Until 1994, property taxes were based on a property’s assessed value or an amount equal to 50% of the property’s market value. This meant that property taxes went up and down in close relation to an increase or decrease in property value. With the passage of Proposal A, however, the tax was stabilized. In fact, some of the tax burden was shifted from property to sales tax, which was increased from 4% to 6%.
Proposal A created a new basis by which property tax would be calculated: the taxable value of the property. The taxable value of a property can only increase each year by the lesser of the rate of inflation or 5%. This allowed property values to rise in the 1990s without a corresponding rise in taxes. Unfortunately, it can also allow property values to fall without a corresponding decrease in taxes.

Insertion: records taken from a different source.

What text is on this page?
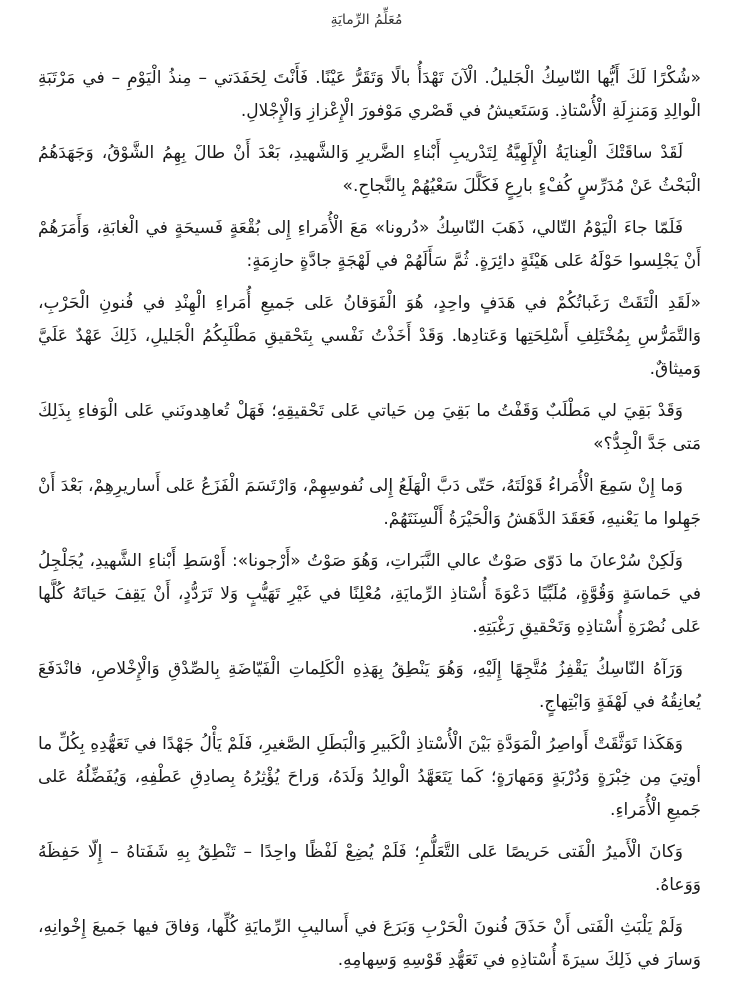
مُعَلِّمُ الرِّمايَةِ

«شُكْرًا لَكَ أَيُّها النّاسِكُ الْجَليلُ. الْآنَ تَهْدَأُ بالًا وَتَقَرُّ عَيْنًا. فَأَنْتَ لِحَفَدَتي – مِنذُ الْيَوْمِ – في مَرْتَبَةِ الْوالِدِ وَمَنزِلَةِ الْأُسْتاذِ. وَسَتَعيشُ في قَصْري مَوْفورَ الْإِعْزازِ وَالْإِجْلالِ.

لَقَدْ ساقَتْكَ الْعِنايَةُ الْإِلَهِيَّةُ لِتَدْريبِ أَبْناءِ الضَّريرِ وَالشَّهيدِ، بَعْدَ أَنْ طالَ بِهِمُ الشَّوْقُ، وَجَهَدَهُمُ الْبَحْثُ عَنْ مُدَرِّسٍ كُفْءٍ بارِعٍ فَكَلَّلَ سَعْيُهُمْ بِالنَّجاحِ.»

فَلَمّا جاءَ الْيَوْمُ التّالي، ذَهَبَ النّاسِكُ «دُرونا» مَعَ الْأُمَراءِ إِلى بُقْعَةٍ فَسيحَةٍ في الْغابَةِ، وَأَمَرَهُمْ أَنْ يَجْلِسوا حَوْلَهُ عَلى هَيْئَةٍ دائِرَةٍ. ثُمَّ سَأَلَهُمْ في لَهْجَةٍ جادَّةٍ حازِمَةٍ:

«لَقَدِ الْتَقَتْ رَغَباتُكُمْ في هَدَفٍ واحِدٍ، هُوَ الْفَوَقانُ عَلى جَميعِ أُمَراءِ الْهِنْدِ في فُنونِ الْحَرْبِ، وَالتَّمَرُّسِ بِمُخْتَلِفِ أَسْلِحَتِها وَعَتادِها. وَقَدْ أَخَذْتُ نَفْسي بِتَحْقيقِ مَطْلَبِكُمُ الْجَليلِ، ذَلِكَ عَهْدٌ عَلَيَّ وَميثاقٌ.

وَقَدْ بَقِيَ لي مَطْلَبٌ وَقَفْتُ ما بَقِيَ مِن حَياتي عَلى تَحْقيقِهِ؛ فَهَلْ تُعاهِدونَني عَلى الْوَفاءِ بِذَلِكَ مَتى جَدَّ الْجِدُّ؟»

وَما إِنْ سَمِعَ الْأُمَراءُ قَوْلَتَهُ، حَتّى دَبَّ الْهَلَعُ إِلى نُفوسِهِمْ، وَارْتَسَمَ الْفَزَعُ عَلى أَساريرِهِمْ، بَعْدَ أَنْ جَهِلوا ما يَعْنيهِ، فَعَقَدَ الدَّهَشُ وَالْحَيْرَةُ أَلْسِنَتَهُمْ.

وَلَكِنْ سُرْعانَ ما دَوّى صَوْتٌ عالي النَّبَراتِ، وَهُوَ صَوْتُ «أَرْجونا»: أَوْسَطِ أَبْناءِ الشَّهيدِ، يُجَلْجِلُ في حَماسَةٍ وَقُوَّةٍ، مُلَبِّيًا دَعْوَةَ أُسْتاذِ الرِّمايَةِ، مُعْلِنًا في غَيْرِ تَهَيُّبٍ وَلا تَرَدُّدٍ، أَنْ يَقِفَ حَياتَهُ كُلَّها عَلى نُصْرَةِ أُسْتاذِهِ وَتَحْقيقِ رَغْبَتِهِ.

وَرَآهُ النّاسِكُ يَقْفِزُ مُتَّجِهًا إِلَيْهِ، وَهُوَ يَنْطِقُ بِهَذِهِ الْكَلِماتِ الْفَيّاضَةِ بِالصِّدْقِ وَالْإِخْلاصِ، فانْدَفَعَ يُعانِقُهُ في لَهْفَةٍ وَابْتِهاجٍ.

وَهَكَذا تَوَثَّقَتْ أَواصِرُ الْمَوَدَّةِ بَيْنَ الْأُسْتاذِ الْكَبيرِ وَالْبَطَلِ الصَّغيرِ، فَلَمْ يَأْلُ جَهْدًا في تَعَهُّدِهِ بِكُلِّ ما أوتِيَ مِن خِبْرَةٍ وَدُرْبَةٍ وَمَهارَةٍ؛ كَما يَتَعَهَّدُ الْوالِدُ وَلَدَهُ، وَراحَ يُؤْثِرُهُ بِصادِقِ عَطْفِهِ، وَيُفَضِّلُهُ عَلى جَميعِ الْأُمَراءِ.

وَكانَ الْأَميرُ الْفَتى حَريصًا عَلى التَّعَلُّمِ؛ فَلَمْ يُضِعْ لَفْظًا واحِدًا – تَنْطِقُ بِهِ شَفَتاهُ – إِلّا حَفِظَهُ وَوَعاهُ.

وَلَمْ يَلْبَثِ الْفَتى أَنْ حَذَقَ فُنونَ الْحَرْبِ وَبَرَعَ في أَساليبِ الرِّمايَةِ كُلِّها، وَفاقَ فيها جَميعَ إِخْوانِهِ، وَسارَ في ذَلِكَ سيرَةَ أُسْتاذِهِ في تَعَهُّدِ قَوْسِهِ وَسِهامِهِ.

For instance, if you’ve owned your home for several years, chances are there is a significant gap between the assessed value of the property and the taxable value, which increased much more slowly. Even though property values have decreased in the last couple of years, the assessed value is probably still higher than the taxable value upon which the property tax is calculated. This means that property taxes probably won't decrease. In fact, you will probably still receive an increase in property taxes based on inflation.
There is an exception to the cap imposed by Proposal A: when the property is sold or transferred. In the year after the property is transferred, the cap is lifted and the taxable value is reset to equal the assessed value. The cap applies thereafter. This means that if you’ve bought property in the last couple of years, it is possible that the assessed value is less than the capped value.